5. Sind Verwaltungsakte einer außersächsischen Behörde durch ein Sächsisches FA zu vollziehen, ist nach dem wirklichen Willen des Gesetzgebers die AO und nicht das allgemeine Sächsische Verwaltungsvollstreckungsrecht anzuwenden.
Normenkette
Vertrag über Amts- und Rechtshilfe in Verwaltungssachen mit Österreich v. 31.5.1988 Art. 9 Abs. 1, 5-6, Art. 4 Abs. 1; AO § 287 Abs. 4, §§ 256, 258; FGO § 33 Abs. 1 Nr. 2; SächsVwVG § 4 Abs. 1, § 1; GG Art. 13 Abs. 1
Tenor
Die Klage wird abgewiesen.
Die Klägerin trägt die Kosten des Verfahrens.
Tatbestand
Streitig ist, ob eine Kontenpfändung auf Grund eines Ersuchens um Amtshilfe durch Vollstreckung der Bezirkshauptmannschaft T. des Landes S., Republik O., rechtmäßig war.

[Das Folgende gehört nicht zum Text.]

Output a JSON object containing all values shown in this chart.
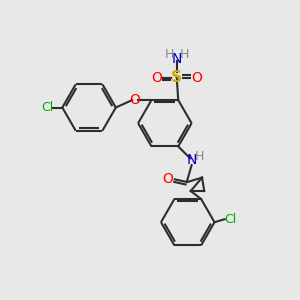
{
  "bg_color": "#e8e8e8",
  "line_color": "#2d2d2d",
  "bond_lw": 1.5,
  "colors": {
    "Cl": "#00aa00",
    "O": "#ff0000",
    "N": "#0000cc",
    "S": "#ccaa00",
    "H": "#888888",
    "C": "#2d2d2d"
  },
  "figsize": [
    3.0,
    3.0
  ],
  "dpi": 100
}
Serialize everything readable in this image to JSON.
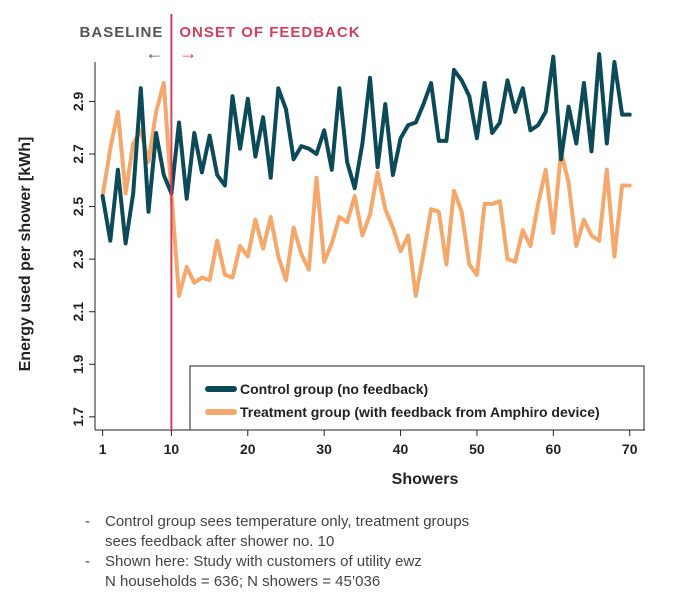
{
  "chart_data": {
    "type": "line",
    "xlabel": "Showers",
    "ylabel": "Energy used per shower [kWh]",
    "xlim": [
      0,
      72
    ],
    "ylim": [
      1.65,
      3.05
    ],
    "x_ticks": [
      "1",
      "10",
      "20",
      "30",
      "40",
      "50",
      "60",
      "70"
    ],
    "x_tick_values": [
      1,
      10,
      20,
      30,
      40,
      50,
      60,
      70
    ],
    "y_ticks": [
      "1.7",
      "1.9",
      "2.1",
      "2.3",
      "2.5",
      "2.7",
      "2.9"
    ],
    "y_tick_values": [
      1.7,
      1.9,
      2.1,
      2.3,
      2.5,
      2.7,
      2.9
    ],
    "x": [
      1,
      2,
      3,
      4,
      5,
      6,
      7,
      8,
      9,
      10,
      11,
      12,
      13,
      14,
      15,
      16,
      17,
      18,
      19,
      20,
      21,
      22,
      23,
      24,
      25,
      26,
      27,
      28,
      29,
      30,
      31,
      32,
      33,
      34,
      35,
      36,
      37,
      38,
      39,
      40,
      41,
      42,
      43,
      44,
      45,
      46,
      47,
      48,
      49,
      50,
      51,
      52,
      53,
      54,
      55,
      56,
      57,
      58,
      59,
      60,
      61,
      62,
      63,
      64,
      65,
      66,
      67,
      68,
      69,
      70
    ],
    "series": [
      {
        "name": "Control group (no feedback)",
        "color": "#0d4a57",
        "values": [
          2.54,
          2.37,
          2.64,
          2.36,
          2.55,
          2.95,
          2.48,
          2.78,
          2.62,
          2.55,
          2.82,
          2.53,
          2.78,
          2.63,
          2.77,
          2.62,
          2.58,
          2.92,
          2.72,
          2.91,
          2.69,
          2.84,
          2.61,
          2.95,
          2.87,
          2.68,
          2.73,
          2.72,
          2.7,
          2.79,
          2.64,
          2.95,
          2.67,
          2.57,
          2.74,
          2.99,
          2.65,
          2.89,
          2.62,
          2.76,
          2.81,
          2.82,
          2.89,
          2.97,
          2.75,
          2.75,
          3.02,
          2.98,
          2.92,
          2.76,
          2.97,
          2.78,
          2.82,
          2.98,
          2.86,
          2.95,
          2.79,
          2.81,
          2.86,
          3.07,
          2.68,
          2.88,
          2.74,
          2.97,
          2.71,
          3.08,
          2.74,
          3.05,
          2.85,
          2.85
        ]
      },
      {
        "name": "Treatment group (with feedback from Amphiro device)",
        "color": "#f5a86b",
        "values": [
          2.54,
          2.72,
          2.86,
          2.55,
          2.74,
          2.79,
          2.67,
          2.86,
          2.97,
          2.55,
          2.16,
          2.27,
          2.21,
          2.23,
          2.22,
          2.37,
          2.24,
          2.23,
          2.35,
          2.31,
          2.45,
          2.34,
          2.46,
          2.31,
          2.22,
          2.42,
          2.32,
          2.26,
          2.61,
          2.29,
          2.36,
          2.46,
          2.44,
          2.54,
          2.39,
          2.47,
          2.63,
          2.49,
          2.42,
          2.33,
          2.39,
          2.16,
          2.32,
          2.49,
          2.48,
          2.28,
          2.56,
          2.48,
          2.28,
          2.24,
          2.51,
          2.51,
          2.52,
          2.3,
          2.29,
          2.41,
          2.35,
          2.51,
          2.64,
          2.4,
          2.71,
          2.59,
          2.35,
          2.45,
          2.39,
          2.37,
          2.64,
          2.31,
          2.58,
          2.58
        ]
      }
    ],
    "annotations": {
      "baseline_label": "BASELINE",
      "baseline_arrow": "←",
      "onset_label": "ONSET OF FEEDBACK",
      "onset_arrow": "→",
      "onset_x": 10,
      "onset_color": "#d63e5e",
      "baseline_color": "#555555"
    },
    "legend_position": "bottom-right"
  },
  "notes": [
    [
      "Control group sees temperature only, treatment groups",
      "sees feedback after shower no. 10"
    ],
    [
      "Shown here: Study with customers of utility ewz",
      "N households = 636; N showers = 45’036"
    ]
  ],
  "note_bullet": "-"
}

Mit Straferkenntnis der Bezirkshauptmannschaft T. vom 30.04.2008 und Berufungsentscheidung des unabhängigen Verwaltungssenates S. vom 24.02.2009 wurde gegen die Klägerin eine Geldstrafe von 80,– Euro und Kostenbeiträge i.H.v. insgesamt 24,– Euro festgesetzt. Unter dem 10.11.2009 ersuchte die Bezirkshauptmannschaft T. die Landesdirektion L., den Betrag von 104,– Euro beizutreiben. Dem Ersuchen lag die Berufungsentscheidung des unabhängigen Verwaltungssenates S. vom 24.02.2009 mit Rechtskraftvermerk bei. Dieses Ersuchen leitete die Landesdirektion L. dem Beklagten am 01.12.2009 zuständigkeitshalber zu. Daraufhin beauftragte der Beklagte einen Vollziehungsbeamten, wegen der Rückstände und der bis Erledigung des Vollstreckungsauftrags anfallenden Vollstreckungskosten bis zum 25.01.2010 bewegliche Sachen der Klägerin zu pfänden. Am 15.01.2010 vermerkte der beauftragte Vollziehungsbeamte auf dem Vollstreckungsauftrag, dass die Vollstreckungsschuldnerin durch ihren Ehemann J. W. mitgeteilt habe, die Durchsuchung ihrer Wohnräume nicht zu gestatteten. Mit Pfändungs- und Einziehungsverfügung vom 03.02.2010 gegenüber der S. Bank AG pfändete der Beklagte wegen einer Geldforderung i.H.v. 126,98 Euro alle der Klägerin gegenwärtig und künftig gegen die Bank zustehenden Ansprüche, Forderungen und Rechte, verbunden mit dem Verbot, an die Vollstreckungsschuldnerin zu zahlen und dem Gebot gegenüber der Vollstreckungsschuldnerin, sich jeder Verfügung über die gepfändeten Ansprüche, Forderungen und Rechte zu enthalten. Zugleich ordnete der Beklagte die Einziehung der gepfändeten Ansprüche, Forderungen und Rechte i.H. des vorgenannten Betrages an. Die Klägerin erhielt eine Abschrift der Pfändungs- und Überweisungsverfügung verbunden mit einer Aufschlüsselung des Vollstreckungsbetrages, die neben der Forderung der Bezirkshauptmannschaft T. i.H.v. 104,– Euro Pfändungsgebühren i.H.v. 20,– Euro und Auslagen i.H.v. 2,98 Euro auswies. Nachdem der Ehemann der Klägerin am 10.02.2010 telefonisch die Zahlung des Vollstreckungsbetrages zusicherte, setzte der Beklagte die am 08.02.2010 zugestellte Pfändungs- und Einzeihungsverfügung gegenüber der S. Bank AG noch am selben Tag aus. Nach Eingang des Vollstreckungsbetrages am 16.02.2010 erklärte der Beklagte die Pfändung- und Einziehungsverfügung vom 03.02.2010 gegenüber der S. Bank AG in voller Höhe durch Zahlung für erledigt.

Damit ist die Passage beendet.